We identified a cohort of our customers who had been with ParkMyCloud for at least one full year and looked at what happened to their average cost per instance over a one-year time period. What we discovered was that the average cost per instance, as charged by the cloud provider, had indeed increased from $214 to $329 per instance per month for our customers using Amazon, Microsoft and Google clouds – a 65% increase. Set against the backdrop of the reported falling costs of cloud computing, this clearly seems to be an anomaly. Or is it?
Digging a little deeper, we discovered that two-thirds of our customers were spending an increased amount per instance per month over the last 12 months and only one third were paying the same amount or less than before. Interestingly, of those who saw a price increase, one third saw their average cost per instance increase by more than 25%.

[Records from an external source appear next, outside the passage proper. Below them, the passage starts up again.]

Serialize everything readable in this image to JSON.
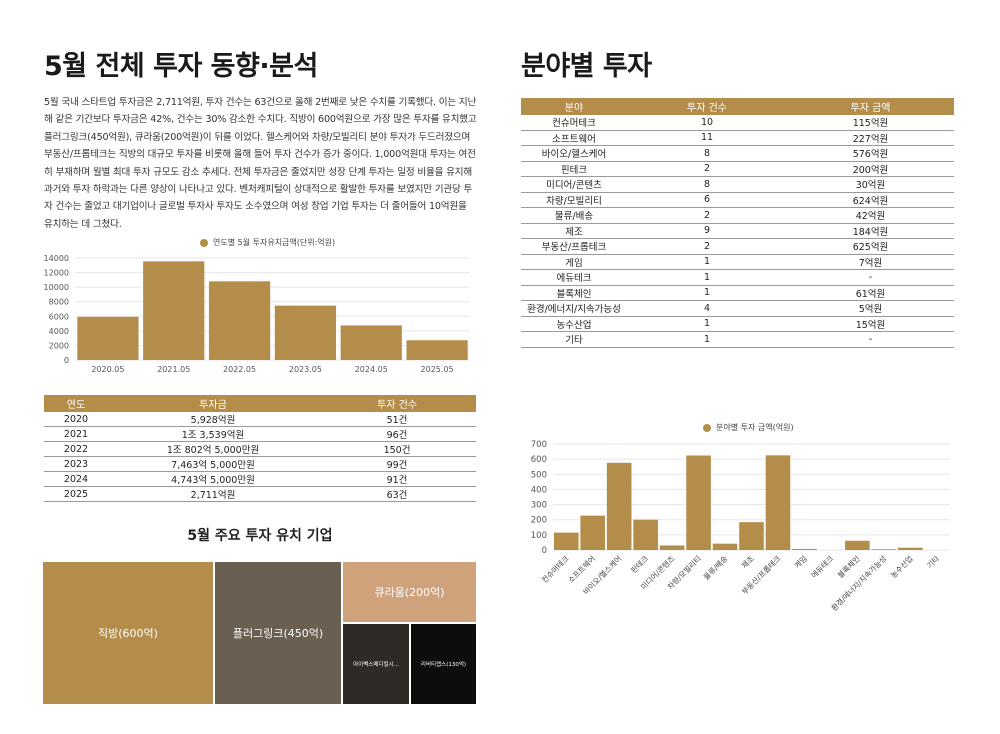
{
  "left_title": "5월 전체 투자 동향·분석",
  "right_title": "분야별 투자",
  "paragraph": "5월 국내 스타트업 투자금은 2,711억원, 투자 건수는 63건으로 올해 2번째로 낮은 수치를 기록했다. 이는 지난해 같은 기간보다 투자금은 42%, 건수는 30% 감소한 수치다. 직방이 600억원으로 가장 많은 투자를 유치했고 플러그링크(450억원), 큐라움(200억원)이 뒤를 이었다. 헬스케어와 차량/모빌리티 분야 투자가 두드러졌으며 부동산/프롭테크는 직방의 대규모 투자를 비롯해 올해 들어 투자 건수가 증가 중이다. 1,000억원대 투자는 여전히 부재하며 월별 최대 투자 규모도 감소 추세다. 전체 투자금은 줄었지만 성장 단계 투자는 일정 비율을 유지해 과거와 투자 하락과는 다른 양상이 나타나고 있다. 벤처캐피털이 상대적으로 활발한 투자를 보였지만 기관당 투자 건수는 줄었고 대기업이나 글로벌 투자사 투자도 소수였으며 여성 창업 기업 투자는 더 줄어들어 10억원을 유치하는 데 그쳤다.",
  "colors": {
    "accent": "#b58d4b",
    "dark_taupe": "#6b5f52",
    "tan": "#cfa27c",
    "dark": "#2e2b27",
    "black": "#0d0d0d"
  },
  "chart_yearly": {
    "type": "bar",
    "legend": "연도별 5월 투자유치금액(단위:억원)",
    "categories": [
      "2020.05",
      "2021.05",
      "2022.05",
      "2023.05",
      "2024.05",
      "2025.05"
    ],
    "values": [
      5928,
      13539,
      10802,
      7463,
      4743,
      2711
    ],
    "yticks": [
      "0",
      "2000",
      "4000",
      "6000",
      "8000",
      "10000",
      "12000",
      "14000"
    ],
    "ylim": [
      0,
      14000
    ]
  },
  "year_table": {
    "headers": [
      "연도",
      "투자금",
      "투자 건수"
    ],
    "rows": [
      [
        "2020",
        "5,928억원",
        "51건"
      ],
      [
        "2021",
        "1조 3,539억원",
        "96건"
      ],
      [
        "2022",
        "1조 802억 5,000만원",
        "150건"
      ],
      [
        "2023",
        "7,463억 5,000만원",
        "99건"
      ],
      [
        "2024",
        "4,743억 5,000만원",
        "91건"
      ],
      [
        "2025",
        "2,711억원",
        "63건"
      ]
    ]
  },
  "companies": {
    "title": "5월 주요 투자 유치 기업",
    "items": [
      "직방(600억)",
      "플러그링크(450억)",
      "큐라움(200억)",
      "아이벡스메디컬시...",
      "리버티랩스(130억)"
    ]
  },
  "sector_table": {
    "headers": [
      "분야",
      "투자 건수",
      "투자 금액"
    ],
    "rows": [
      [
        "컨슈머테크",
        "10",
        "115억원"
      ],
      [
        "소프트웨어",
        "11",
        "227억원"
      ],
      [
        "바이오/헬스케어",
        "8",
        "576억원"
      ],
      [
        "핀테크",
        "2",
        "200억원"
      ],
      [
        "미디어/콘텐츠",
        "8",
        "30억원"
      ],
      [
        "차량/모빌리티",
        "6",
        "624억원"
      ],
      [
        "물류/배송",
        "2",
        "42억원"
      ],
      [
        "제조",
        "9",
        "184억원"
      ],
      [
        "부동산/프롭테크",
        "2",
        "625억원"
      ],
      [
        "게임",
        "1",
        "7억원"
      ],
      [
        "에듀테크",
        "1",
        "-"
      ],
      [
        "블록체인",
        "1",
        "61억원"
      ],
      [
        "환경/에너지/지속가능성",
        "4",
        "5억원"
      ],
      [
        "농수산업",
        "1",
        "15억원"
      ],
      [
        "기타",
        "1",
        "-"
      ]
    ]
  },
  "chart_data": {
    "type": "bar",
    "legend": "분야별 투자 금액(억원)",
    "categories": [
      "컨슈머테크",
      "소프트웨어",
      "바이오/헬스케어",
      "핀테크",
      "미디어/콘텐츠",
      "차량/모빌리티",
      "물류/배송",
      "제조",
      "부동산/프롭테크",
      "게임",
      "에듀테크",
      "블록체인",
      "환경/에너지/지속가능성",
      "농수산업",
      "기타"
    ],
    "values": [
      115,
      227,
      576,
      200,
      30,
      624,
      42,
      184,
      625,
      7,
      0,
      61,
      5,
      15,
      0
    ],
    "yticks": [
      "0",
      "100",
      "200",
      "300",
      "400",
      "500",
      "600",
      "700"
    ],
    "ylim": [
      0,
      700
    ]
  }
}
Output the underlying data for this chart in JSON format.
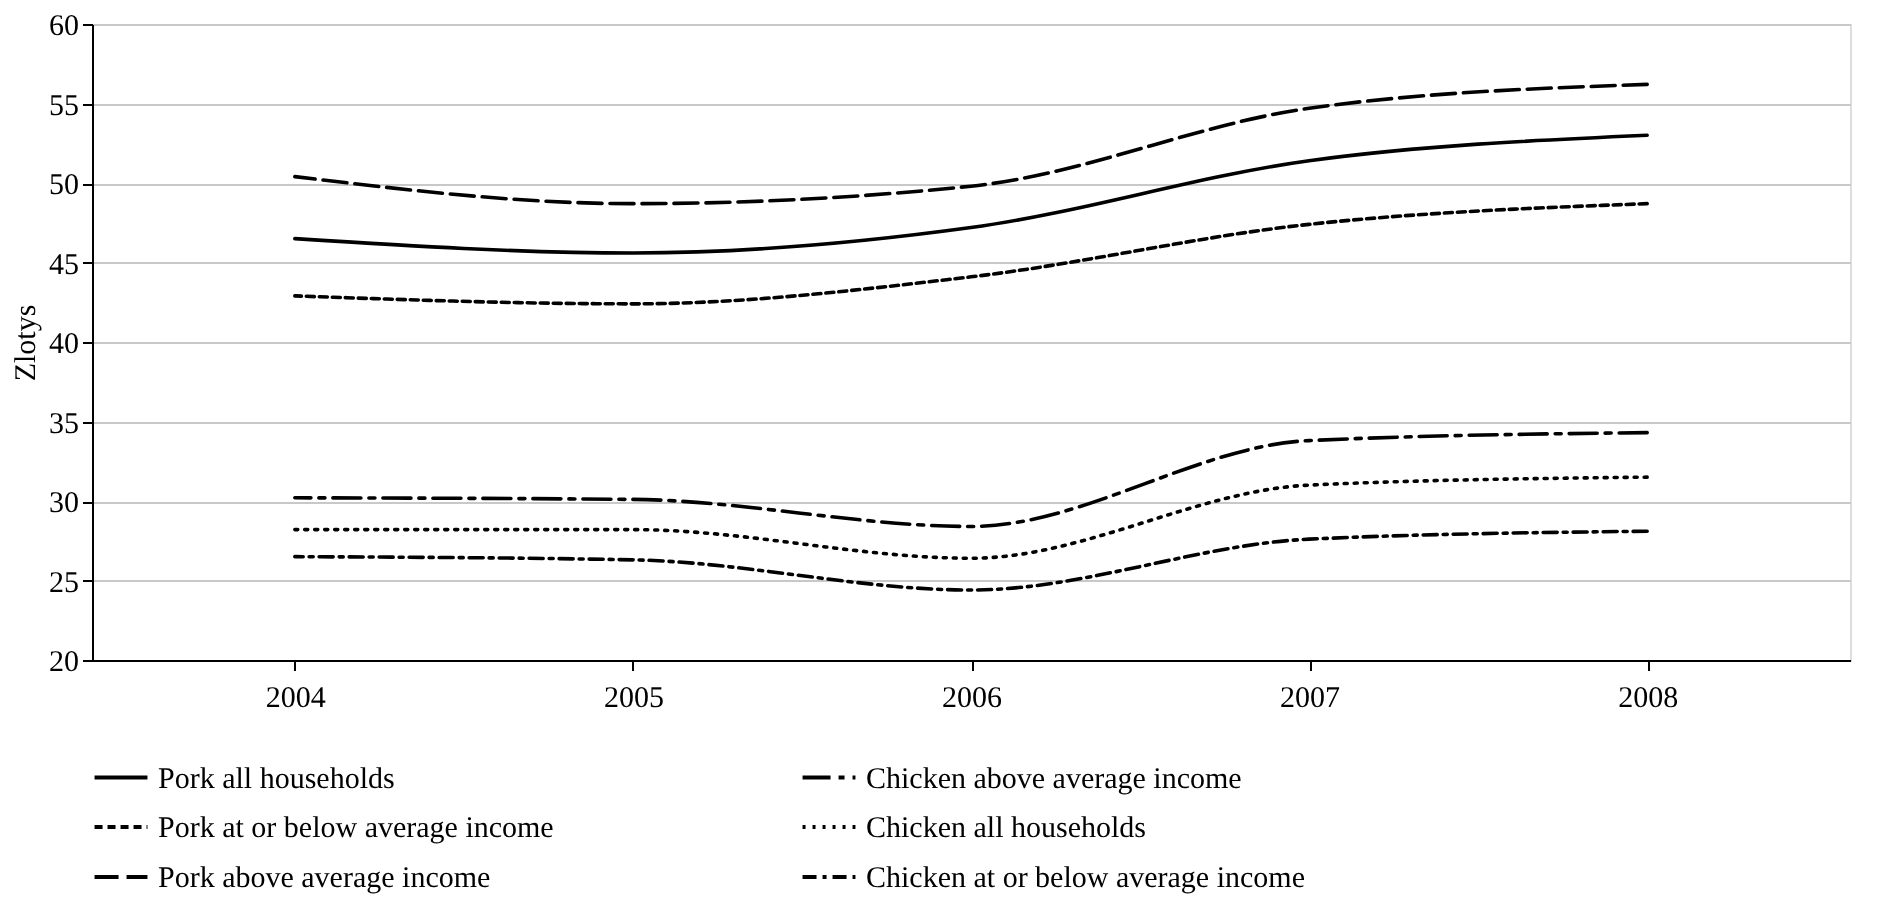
{
  "chart_data": {
    "type": "line",
    "ylabel": "Zlotys",
    "categories": [
      "2004",
      "2005",
      "2006",
      "2007",
      "2008"
    ],
    "ylim": [
      20,
      60
    ],
    "yticks": [
      20,
      25,
      30,
      35,
      40,
      45,
      50,
      55,
      60
    ],
    "grid": "y",
    "legend": "bottom",
    "marker": "none",
    "series": [
      {
        "name": "Pork all households",
        "color": "#000000",
        "line_style": "solid",
        "values": [
          46.5,
          45.6,
          47.2,
          51.4,
          53.0
        ]
      },
      {
        "name": "Pork at or below average income",
        "color": "#000000",
        "line_style": "dashed",
        "values": [
          42.9,
          42.4,
          44.1,
          47.4,
          48.7
        ]
      },
      {
        "name": "Pork above average income",
        "color": "#000000",
        "line_style": "longdashed",
        "values": [
          50.4,
          48.7,
          49.8,
          54.7,
          56.2
        ]
      },
      {
        "name": "Chicken above average income",
        "color": "#000000",
        "line_style": "longdashdot",
        "values": [
          30.2,
          30.1,
          28.4,
          33.8,
          34.3
        ]
      },
      {
        "name": "Chicken all households",
        "color": "#000000",
        "line_style": "dotted",
        "values": [
          28.2,
          28.2,
          26.4,
          31.0,
          31.5
        ]
      },
      {
        "name": "Chicken at or below average income",
        "color": "#000000",
        "line_style": "dashdot",
        "values": [
          26.5,
          26.3,
          24.4,
          27.6,
          28.1
        ]
      }
    ]
  }
}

So what do we think is happening? One possible explanation is something we will refer to as The Apple Upgrade Syndrome. Each time there is an iPhone upgrade cycle, Apple’s product marketing gurus carefully price the new products — and they also adjust the pricing on their older products. When we walk into the Apple Store to peruse the new offerings, we have a clear choice of either purchasing the previous flagship model at a discounted price, or the new, sexy upgraded model at a price premium. A rational actor should buy the discounted model, which just the day before was hundreds of dollars more. But that’s not what most of us do. What we want is the new model with the additional bells and whistles (e.g. face tracking technology and studio lighting settings for the camera) and are willing to pay the extra. As a result, despite the overall cost of mobile computing falling, your monthly phone bill keeps increasing.
We believe that the same phenomenon is at work in cloud computing when the new generations of instances are released, and the cloud computing buyers decide to trade-up to these new more powerful instances (e.g. more cores, more memory, etc.), despite the fact that previous generations of instances might actually have their prices reduced. So while Amazon, Microsoft or Google might pronounce a “25 percent improvement in price-performance” for a new generation of instances, the reality is that new instances cost more and therefore drive up the monthly spend.
Next, we’ll share a more in-depth analysis that will review the instance types driving these increases. At the end of the day, we are all likely correct. The cost of cloud computing is indeed going down, but the average cost per instance is actually going up.